Perhaps the most intriguing part of the study came when the researchers administered a drug called ROCK inhibitor Y27632 that reduced levels of IL-17 and prevented the reduction in nitric oxide production. The mice responded positively to the treatment, improving in both cognitive tests and behavioral observations.
"The IL-17-ROCK pathway is an exciting target for future research in the causes of cognitive impairment," says Giuseppe Faraco, first author of the study. "It appears to counteract the cerebrovascular and cognitive effects of a high-salt diet, and it also may benefit people with diseases and conditions associated with elevated IL-17 levels, such as multiple sclerosis, rheumatoid arthritis, inflammatory bowel disease and other autoimmune diseases."
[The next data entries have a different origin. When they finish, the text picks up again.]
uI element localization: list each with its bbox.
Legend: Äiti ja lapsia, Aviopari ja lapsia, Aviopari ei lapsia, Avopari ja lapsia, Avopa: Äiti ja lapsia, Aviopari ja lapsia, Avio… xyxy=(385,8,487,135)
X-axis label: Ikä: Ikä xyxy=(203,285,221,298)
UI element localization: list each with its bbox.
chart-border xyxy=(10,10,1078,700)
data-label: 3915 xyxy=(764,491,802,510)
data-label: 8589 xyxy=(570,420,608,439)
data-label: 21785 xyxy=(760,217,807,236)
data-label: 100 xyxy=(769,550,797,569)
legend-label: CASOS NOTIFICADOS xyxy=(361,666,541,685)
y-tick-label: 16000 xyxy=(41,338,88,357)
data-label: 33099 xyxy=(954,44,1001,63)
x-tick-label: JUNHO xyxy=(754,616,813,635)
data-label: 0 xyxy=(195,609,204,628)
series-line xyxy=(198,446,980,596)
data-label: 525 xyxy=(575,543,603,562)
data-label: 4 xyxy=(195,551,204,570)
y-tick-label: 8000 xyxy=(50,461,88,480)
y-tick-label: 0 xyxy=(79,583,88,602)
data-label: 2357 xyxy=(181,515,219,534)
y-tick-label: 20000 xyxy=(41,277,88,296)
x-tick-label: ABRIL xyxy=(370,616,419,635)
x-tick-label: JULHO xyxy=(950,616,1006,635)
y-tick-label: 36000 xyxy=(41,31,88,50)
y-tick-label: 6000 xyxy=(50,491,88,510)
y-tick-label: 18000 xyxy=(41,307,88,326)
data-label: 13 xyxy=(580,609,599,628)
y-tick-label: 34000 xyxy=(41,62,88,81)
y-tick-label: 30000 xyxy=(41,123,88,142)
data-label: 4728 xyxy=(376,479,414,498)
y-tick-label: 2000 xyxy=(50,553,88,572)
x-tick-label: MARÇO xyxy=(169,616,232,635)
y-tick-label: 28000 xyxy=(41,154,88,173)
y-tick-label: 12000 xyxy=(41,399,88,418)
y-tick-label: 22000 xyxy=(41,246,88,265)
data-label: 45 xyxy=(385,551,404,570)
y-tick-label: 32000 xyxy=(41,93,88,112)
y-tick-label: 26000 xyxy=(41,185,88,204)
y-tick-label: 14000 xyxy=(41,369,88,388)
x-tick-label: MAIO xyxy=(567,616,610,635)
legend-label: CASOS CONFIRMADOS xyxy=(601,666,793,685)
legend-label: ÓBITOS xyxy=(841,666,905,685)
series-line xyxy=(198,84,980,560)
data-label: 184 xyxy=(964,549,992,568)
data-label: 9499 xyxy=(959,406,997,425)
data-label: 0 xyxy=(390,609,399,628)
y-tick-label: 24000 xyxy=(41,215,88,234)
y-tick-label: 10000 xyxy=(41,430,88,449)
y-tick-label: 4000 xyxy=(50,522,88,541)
Of course, it is worth noting that this study was just in mice, and the levels of salt the animals were fed was extremely high. In humans the only current cognitive impairment known to be caused by salt intake is related to high-blood pressure and hypertension resulting in what is called vascular dementia.
What was notable in this mouse study is that the dementia developed in the animals was irrespective of blood pressure. If these effects do translate to humans then it means that high salt intake could be having a damaging effect on our cognitive abilities that builds over long periods of time.
The study was published in the journal Nature Neuroscience.